Data Science vs Machine Learning vs Deep Learning
Last updated
Last updated
Data Science is used to find insight in data
Machine Learning models make predictions
Deep Learning can take actions autonomously (e.g. drive a car)
Data science is the process of manually extracting insight from data using the basic principles and techniques of statistical analysis. This includes basic tasks like finding p values and confidence intervals. Though fairly complex answers/findings may be derived from this process, these methods follow a specific set of hand-crafted instructions and the complexity and accuracy of the results are fundamentally limited.

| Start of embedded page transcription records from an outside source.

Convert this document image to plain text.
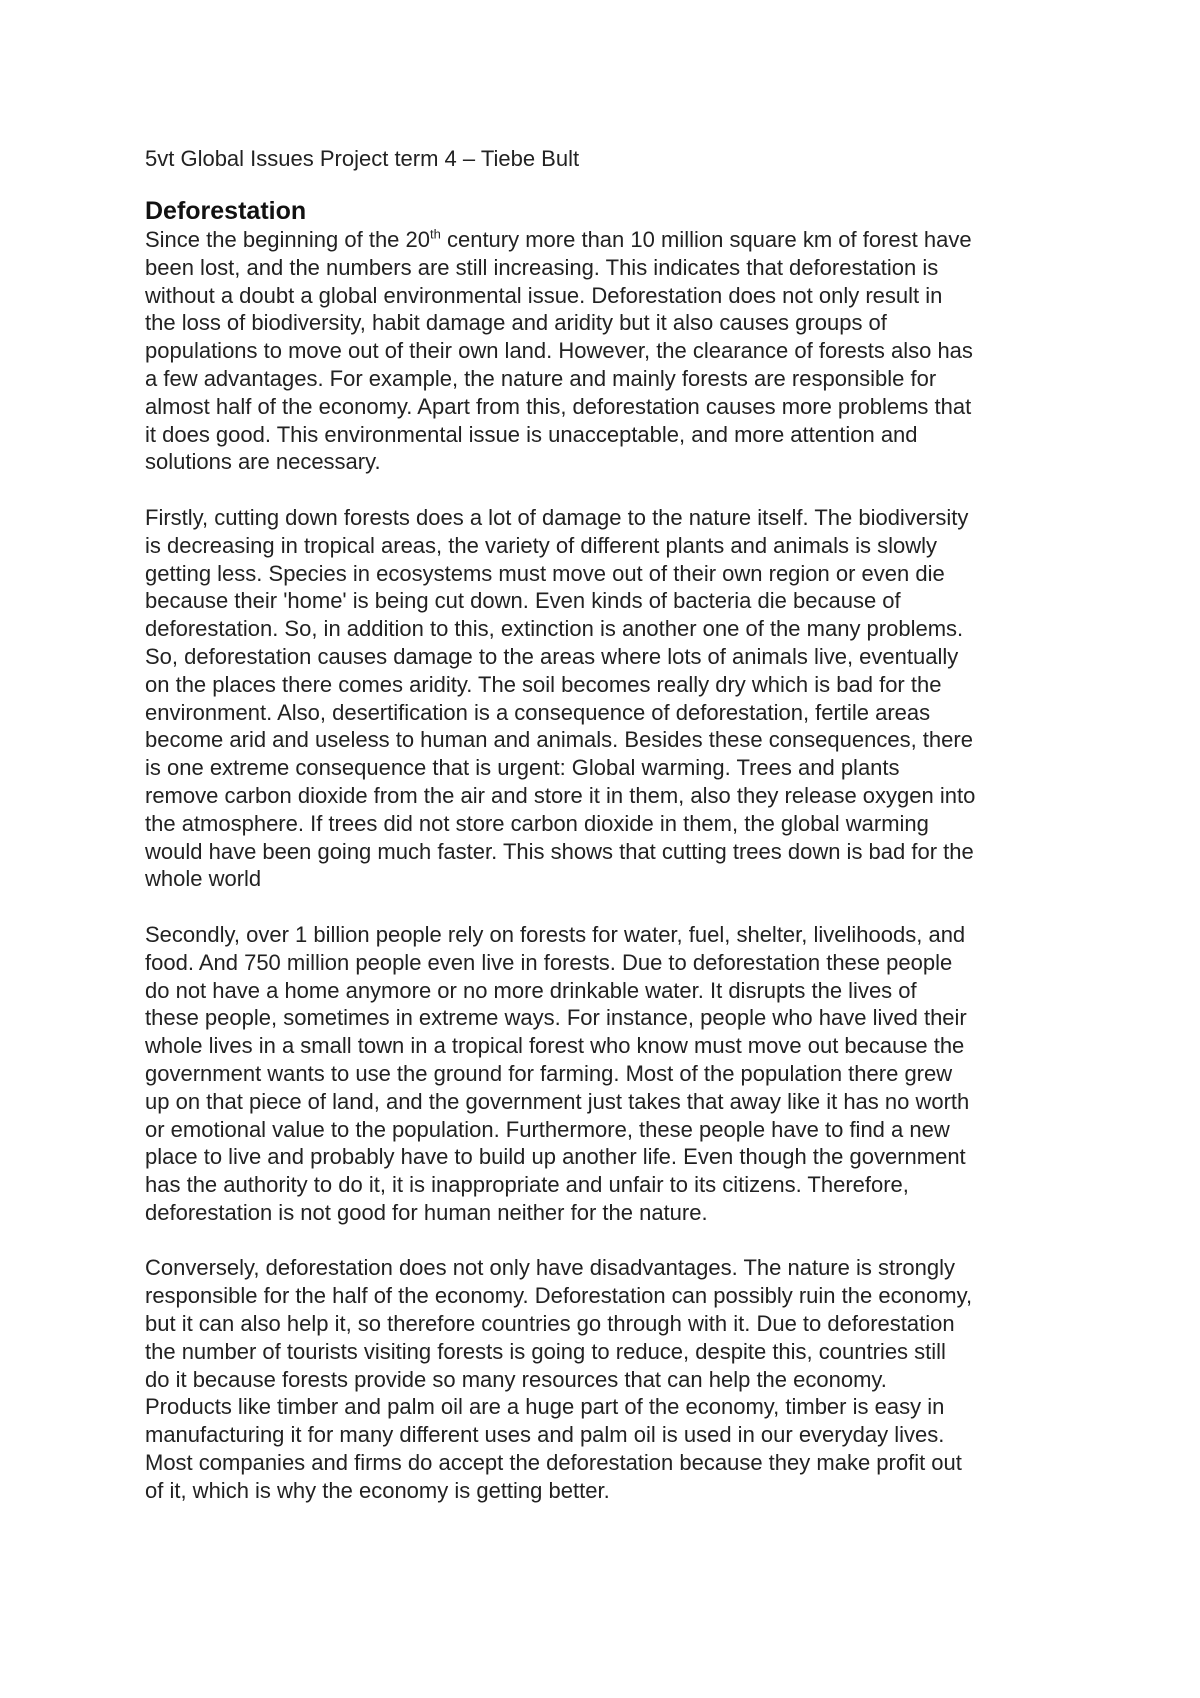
5vt Global Issues Project term 4 – Tiebe Bult
Deforestation
Since the beginning of the 20th century more than 10 million square km of forest have
been lost, and the numbers are still increasing. This indicates that deforestation is
without a doubt a global environmental issue. Deforestation does not only result in
the loss of biodiversity, habit damage and aridity but it also causes groups of
populations to move out of their own land. However, the clearance of forests also has
a few advantages. For example, the nature and mainly forests are responsible for
almost half of the economy. Apart from this, deforestation causes more problems that
it does good. This environmental issue is unacceptable, and more attention and
solutions are necessary.
Firstly, cutting down forests does a lot of damage to the nature itself. The biodiversity
is decreasing in tropical areas, the variety of different plants and animals is slowly
getting less. Species in ecosystems must move out of their own region or even die
because their 'home' is being cut down. Even kinds of bacteria die because of
deforestation. So, in addition to this, extinction is another one of the many problems.
So, deforestation causes damage to the areas where lots of animals live, eventually
on the places there comes aridity. The soil becomes really dry which is bad for the
environment. Also, desertification is a consequence of deforestation, fertile areas
become arid and useless to human and animals. Besides these consequences, there
is one extreme consequence that is urgent: Global warming. Trees and plants
remove carbon dioxide from the air and store it in them, also they release oxygen into
the atmosphere. If trees did not store carbon dioxide in them, the global warming
would have been going much faster. This shows that cutting trees down is bad for the
whole world
Secondly, over 1 billion people rely on forests for water, fuel, shelter, livelihoods, and
food. And 750 million people even live in forests. Due to deforestation these people
do not have a home anymore or no more drinkable water. It disrupts the lives of
these people, sometimes in extreme ways. For instance, people who have lived their
whole lives in a small town in a tropical forest who know must move out because the
government wants to use the ground for farming. Most of the population there grew
up on that piece of land, and the government just takes that away like it has no worth
or emotional value to the population. Furthermore, these people have to find a new
place to live and probably have to build up another life. Even though the government
has the authority to do it, it is inappropriate and unfair to its citizens. Therefore,
deforestation is not good for human neither for the nature.
Conversely, deforestation does not only have disadvantages. The nature is strongly
responsible for the half of the economy. Deforestation can possibly ruin the economy,
but it can also help it, so therefore countries go through with it. Due to deforestation
the number of tourists visiting forests is going to reduce, despite this, countries still
do it because forests provide so many resources that can help the economy.
Products like timber and palm oil are a huge part of the economy, timber is easy in
manufacturing it for many different uses and palm oil is used in our everyday lives.
Most companies and firms do accept the deforestation because they make profit out
of it, which is why the economy is getting better.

In classical terms, a data scientist’s role is focused on analytics, forecasting, visualization, and reporting with the goal of informing business decisions. Since data science evolved as an extension of big data analytics, traditional tools included SAS, SQL, R, Scala, etc.
Today, however, the role of the data scientist has evolved to encompass both ML and DL (which are quite different in terms of the expertise required and daily activity). Companies still require basic analysis, dashboards, reporting, and queries -- all of which are still developed by data scientists. The end result is that the role can and does mean different things at different companies (or even different things at the same company).
Machine learning algorithms parse data, learn from it without human guidance, and then apply that learning to make informed decisions. Machine learning performs well on small datasets and does not require high-end processing on GPUs since execution time is minimal.
Machine learning requires careful understanding of input features. Feature engineering as a whole is a taxing, menial, and error-prone process with a lot of human involvement. One benefit of certain ML algorithms is that their output is interpretable (e.g. logistic regression, decision tree) but this does not apply to all algorithms (e.g. SVM, XGBoost are almost impossible to interpret).
Popular ML algorithms include: Linear Regression, Logistic Regression, SVMs, Nearest Neighbor, Decision Trees, Random Forests, PCA, Naive Bayes Classifier, K-Means Clustering, and Gradient-boosting trees.
Deep learning is an artificial neural network-based approach loosely modeled on the human brain -- namely the biological neural networks found in the neocortex where thinking occurs.
Deep learning is technically defined as a machine learning model with more than one hidden layer. Artificial neural networks (ANNs) require at least three layers: input (features), hidden, and output (prediction). DL algorithms can find much more complex and nuanced patterns than ML algorithms and can operate on almost any type of data.
The hierarchy of concepts allows the computer to learn complicated concepts by building them out of simpler ones. If we draw a graph showing how these concepts are built on top of each other, the graph is deep and has many layers. For this reason, we call this approach to AI deep learning.
Deep learning models can find much higher-level or abstract representations of data than machine learning models. For example, if we want to determine whether the subject of an image is a dog or a cat, a DL algorithm accomplishes this by extracting the low-level features such as the edges contained in raw pixels, then composes those edges into shapes, then infers a slightly more abstract concept of a nose and eyes from those shapes, and then from there proceeds to recognize the highly abstract concept of a face.
An often-cited benefit of deep learning models is their ability to perform automatic feature extraction from raw data. A few downsides are the intensive training time, the need for lots of data, and the lack of interpretability.
Ultimately, ML and DL models operate on the same principle: if you feed an algorithm enough data, the machine can analyze it and predict patterns. There is one key difference that matters at scale: due to their somewhat simplistic architecture, the accuracy of ML algorithms will begin to plateau at a certain point regardless if more training data is available. Conversely, the more data you feed a DL model, the more accurately the machine will recognize patterns.
As a result, a DL model has the potential to yield a model with a higher degree of accuracy. Larger networks (that take longer to train) can further improve accuracy. There are diminishing returns at a certain point but this is a key selling point -- especially for companies with lots and lots of data, which in today's world is more the standard than the exception. If you’re Walmart, a 1% improvement of model accuracy in a recommender system could lead to many millions of dollars of additional revenue.
Without data, you can't have machine learning. The machine learning process relies on huge amounts of data for training. This step of preparing data has led to the creation of a field called Data Engineering which is becoming a key, independent function of large organizations.